In detail

The falcon - profile


Surname: Falcon
Latin name: Falco
class: Birds
size: 20 - 60cm
mass: 200 - 1200g
Older: 6 - 15 years
Appearance: depending on the species
Sexual dimorphism: Yes
Nutrition type: Carnivore
food: Rodents, small mammals, songbirds
distribution: worldwide
Sleep-wake rhythm: diurnal
habitat: unspecific
natural enemies: /
sexual maturity: about the second or third year of life
mating season: depending on location and type
breeding season: 30 days
clutch size: 3 - 6 eggs
social behavior: Loners
Threatened with extinction: No
Further profiles of animals can be found in the Encyclopaedia.

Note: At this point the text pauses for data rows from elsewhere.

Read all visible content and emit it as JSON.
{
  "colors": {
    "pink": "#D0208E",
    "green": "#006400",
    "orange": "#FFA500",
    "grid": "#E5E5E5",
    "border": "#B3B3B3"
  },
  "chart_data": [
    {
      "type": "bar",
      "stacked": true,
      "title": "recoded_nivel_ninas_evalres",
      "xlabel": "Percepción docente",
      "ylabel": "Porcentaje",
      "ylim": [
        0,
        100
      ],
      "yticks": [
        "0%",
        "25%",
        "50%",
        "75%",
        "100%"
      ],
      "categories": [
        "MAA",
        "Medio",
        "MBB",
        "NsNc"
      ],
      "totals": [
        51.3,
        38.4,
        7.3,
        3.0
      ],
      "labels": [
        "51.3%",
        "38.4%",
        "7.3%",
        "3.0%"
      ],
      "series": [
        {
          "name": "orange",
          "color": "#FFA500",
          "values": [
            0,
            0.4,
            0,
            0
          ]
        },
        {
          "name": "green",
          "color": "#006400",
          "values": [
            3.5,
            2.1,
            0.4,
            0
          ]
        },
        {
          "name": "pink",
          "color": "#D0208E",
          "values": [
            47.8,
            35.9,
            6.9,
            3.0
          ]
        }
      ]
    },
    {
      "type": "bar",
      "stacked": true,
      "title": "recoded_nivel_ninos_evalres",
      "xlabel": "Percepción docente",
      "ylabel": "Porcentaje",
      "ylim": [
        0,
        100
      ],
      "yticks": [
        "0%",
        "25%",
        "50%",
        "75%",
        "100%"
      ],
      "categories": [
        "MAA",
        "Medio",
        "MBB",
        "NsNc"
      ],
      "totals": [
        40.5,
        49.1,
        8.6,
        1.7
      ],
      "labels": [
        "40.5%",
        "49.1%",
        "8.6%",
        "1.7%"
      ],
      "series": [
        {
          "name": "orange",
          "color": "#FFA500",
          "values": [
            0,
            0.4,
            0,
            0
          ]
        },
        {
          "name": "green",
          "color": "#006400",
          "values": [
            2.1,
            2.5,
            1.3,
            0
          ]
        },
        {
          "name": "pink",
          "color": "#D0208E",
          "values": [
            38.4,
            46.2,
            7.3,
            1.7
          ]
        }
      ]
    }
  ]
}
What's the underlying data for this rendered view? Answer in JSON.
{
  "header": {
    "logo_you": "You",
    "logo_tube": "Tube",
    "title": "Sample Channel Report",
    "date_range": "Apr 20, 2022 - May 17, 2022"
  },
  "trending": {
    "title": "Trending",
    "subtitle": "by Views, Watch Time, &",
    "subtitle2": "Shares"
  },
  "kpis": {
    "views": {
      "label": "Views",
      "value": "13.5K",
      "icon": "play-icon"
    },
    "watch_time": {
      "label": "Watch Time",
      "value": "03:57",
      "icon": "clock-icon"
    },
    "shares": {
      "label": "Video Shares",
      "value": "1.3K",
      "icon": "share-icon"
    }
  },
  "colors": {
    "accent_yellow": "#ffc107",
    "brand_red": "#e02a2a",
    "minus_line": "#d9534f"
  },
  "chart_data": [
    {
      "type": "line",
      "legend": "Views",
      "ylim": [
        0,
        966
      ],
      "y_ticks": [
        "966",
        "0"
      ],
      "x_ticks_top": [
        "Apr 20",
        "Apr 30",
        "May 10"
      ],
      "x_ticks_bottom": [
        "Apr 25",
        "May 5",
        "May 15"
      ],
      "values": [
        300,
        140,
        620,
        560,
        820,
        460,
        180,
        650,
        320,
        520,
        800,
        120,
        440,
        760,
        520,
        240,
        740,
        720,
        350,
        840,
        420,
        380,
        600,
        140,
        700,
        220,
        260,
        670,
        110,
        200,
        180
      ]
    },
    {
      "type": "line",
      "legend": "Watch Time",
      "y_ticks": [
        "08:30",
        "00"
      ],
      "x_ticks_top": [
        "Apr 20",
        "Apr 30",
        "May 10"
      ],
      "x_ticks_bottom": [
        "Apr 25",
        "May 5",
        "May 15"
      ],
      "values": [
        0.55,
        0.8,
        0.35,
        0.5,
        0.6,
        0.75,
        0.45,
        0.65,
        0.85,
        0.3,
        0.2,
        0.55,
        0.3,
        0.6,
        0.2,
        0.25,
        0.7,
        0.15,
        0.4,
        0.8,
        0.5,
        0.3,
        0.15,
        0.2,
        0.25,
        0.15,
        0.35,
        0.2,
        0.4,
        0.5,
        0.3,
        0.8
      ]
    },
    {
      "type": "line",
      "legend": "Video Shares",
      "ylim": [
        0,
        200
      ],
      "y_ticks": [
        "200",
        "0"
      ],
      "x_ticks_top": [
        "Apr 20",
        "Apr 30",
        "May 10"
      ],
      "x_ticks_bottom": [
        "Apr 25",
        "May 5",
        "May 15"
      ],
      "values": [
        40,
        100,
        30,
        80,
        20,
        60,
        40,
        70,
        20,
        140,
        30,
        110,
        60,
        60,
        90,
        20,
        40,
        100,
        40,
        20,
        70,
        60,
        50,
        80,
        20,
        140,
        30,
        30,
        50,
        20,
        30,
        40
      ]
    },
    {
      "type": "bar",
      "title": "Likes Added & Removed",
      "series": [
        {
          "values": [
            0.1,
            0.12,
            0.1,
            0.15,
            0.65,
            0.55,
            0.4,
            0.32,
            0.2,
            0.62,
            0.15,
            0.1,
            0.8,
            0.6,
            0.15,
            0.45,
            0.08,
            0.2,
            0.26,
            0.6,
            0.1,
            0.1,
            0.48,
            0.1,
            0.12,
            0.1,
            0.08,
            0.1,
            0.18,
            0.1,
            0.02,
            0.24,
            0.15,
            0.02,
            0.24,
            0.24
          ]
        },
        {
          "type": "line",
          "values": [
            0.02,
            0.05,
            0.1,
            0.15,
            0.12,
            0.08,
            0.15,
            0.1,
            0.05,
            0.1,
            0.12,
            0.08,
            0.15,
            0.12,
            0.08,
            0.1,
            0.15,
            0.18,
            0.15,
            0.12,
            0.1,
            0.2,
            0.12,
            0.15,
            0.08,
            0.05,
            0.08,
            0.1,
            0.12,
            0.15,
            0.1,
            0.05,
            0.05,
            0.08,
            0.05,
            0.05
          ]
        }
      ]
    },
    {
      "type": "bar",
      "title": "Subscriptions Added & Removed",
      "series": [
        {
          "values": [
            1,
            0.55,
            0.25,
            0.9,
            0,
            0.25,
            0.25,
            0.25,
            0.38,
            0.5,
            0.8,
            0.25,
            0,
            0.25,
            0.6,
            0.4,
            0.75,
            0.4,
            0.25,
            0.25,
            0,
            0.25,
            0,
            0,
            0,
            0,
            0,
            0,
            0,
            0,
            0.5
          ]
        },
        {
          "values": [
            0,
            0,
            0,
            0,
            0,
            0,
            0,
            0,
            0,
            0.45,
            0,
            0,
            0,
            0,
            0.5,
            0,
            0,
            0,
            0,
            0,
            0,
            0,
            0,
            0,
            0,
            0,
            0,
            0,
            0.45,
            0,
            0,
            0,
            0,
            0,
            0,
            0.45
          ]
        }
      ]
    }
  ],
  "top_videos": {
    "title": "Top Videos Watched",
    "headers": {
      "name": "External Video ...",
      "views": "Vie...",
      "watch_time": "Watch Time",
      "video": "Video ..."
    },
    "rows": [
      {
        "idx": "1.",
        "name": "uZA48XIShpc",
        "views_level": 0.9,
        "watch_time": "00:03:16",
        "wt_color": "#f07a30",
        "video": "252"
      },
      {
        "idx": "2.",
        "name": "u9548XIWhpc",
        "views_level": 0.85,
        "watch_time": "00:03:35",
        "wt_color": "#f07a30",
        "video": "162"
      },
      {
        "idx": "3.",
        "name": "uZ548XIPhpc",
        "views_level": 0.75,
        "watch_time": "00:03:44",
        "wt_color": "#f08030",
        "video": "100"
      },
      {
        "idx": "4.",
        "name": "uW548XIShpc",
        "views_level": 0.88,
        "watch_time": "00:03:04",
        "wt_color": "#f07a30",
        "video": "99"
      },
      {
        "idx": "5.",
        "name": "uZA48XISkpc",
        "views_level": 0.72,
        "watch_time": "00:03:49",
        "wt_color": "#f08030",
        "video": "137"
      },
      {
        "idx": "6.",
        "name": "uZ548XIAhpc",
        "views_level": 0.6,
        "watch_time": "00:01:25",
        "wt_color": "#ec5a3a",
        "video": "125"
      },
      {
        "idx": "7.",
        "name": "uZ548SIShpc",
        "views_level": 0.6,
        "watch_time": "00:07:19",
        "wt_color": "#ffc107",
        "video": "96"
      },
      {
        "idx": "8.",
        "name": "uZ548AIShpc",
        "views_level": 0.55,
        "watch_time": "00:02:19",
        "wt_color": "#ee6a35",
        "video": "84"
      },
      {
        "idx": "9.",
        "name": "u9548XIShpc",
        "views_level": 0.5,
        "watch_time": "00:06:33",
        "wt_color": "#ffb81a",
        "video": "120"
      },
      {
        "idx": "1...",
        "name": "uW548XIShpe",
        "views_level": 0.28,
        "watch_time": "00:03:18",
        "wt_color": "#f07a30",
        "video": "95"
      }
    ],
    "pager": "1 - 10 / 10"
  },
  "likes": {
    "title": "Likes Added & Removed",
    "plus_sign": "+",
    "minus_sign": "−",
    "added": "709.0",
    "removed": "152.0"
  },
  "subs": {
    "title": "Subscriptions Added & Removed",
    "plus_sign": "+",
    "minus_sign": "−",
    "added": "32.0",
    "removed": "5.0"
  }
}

Interesting about the falcon

  • Hawks are among the falcon-like and describe a worldwide about sixty species comprehensive genus of birds of prey.
  • Within this group, the individual species differ only slightly in appearance. Allen Hawks are the small head with the strikingly large dark and usually yellow-rimmed eyes, which like a hook down curved beak and slim body together.
  • Hawks have long and very pointed wings and a broad tail.
  • In order to be able to kill their prey with a deliberate bite on the neck, hawks have a "falcon tooth" at the end of their hook beak, a point located at the upper part.
  • All hawks have feathered lower legs, which are typical of many birds of prey typical "pants". Their strong and long toes allow them to take their prey purposefully.
  • Depending on the species, hawks are between twenty and about sixty centimeters in size and two hundred grams to 1.2 kilograms heavy, the female birds are always much larger and heavier than the males. As the smallest falcon species of the colorful falcon is known, the largest member of this genus is the chimera.
  • Hawks are spread all over the world, with some species being localized, others being native to different continents. Depending on the species, hawks can be found in high mountains, urban centers, forests and agricultural areas as well as in deserts, steppes and river valleys. However, most species require access to open terrain for hunting.
  • In the hawks, females and males take care of the brood together. A nest that is hatched in rock walls, tree caves, abandoned nests or birds of prey nesting as well as in old buildings usually consists of three to six eggs. The chicks leave the nest after fifty days at the latest.
  • As excellent flying artists and extremely skilled and fast hunters, hawks sit on pylons, trees and other hills to spy on their potential prey. These overwhelm them mostly by attacking them completely unexpectedly from the air.
  • Falcons feed on small mammals, amphibians, large insects, reptiles and smaller birds, depending on their distribution. Since they spend most of their time in the air, they have hardly any predators themselves. Only the hawks of hawks can be looted by other birds of prey, which is rare.
  • For thousands of years, pickling or so-called falconry has been an important hunting technique in many cultures worldwide, benefiting humans and falcons alike. The taming of hawks is time consuming and requires great patience, experience and empathy on the part of the falconer. This ancient hunting technique is still used today to capture rabbits, partridges, pheasants, pigeons or ducks.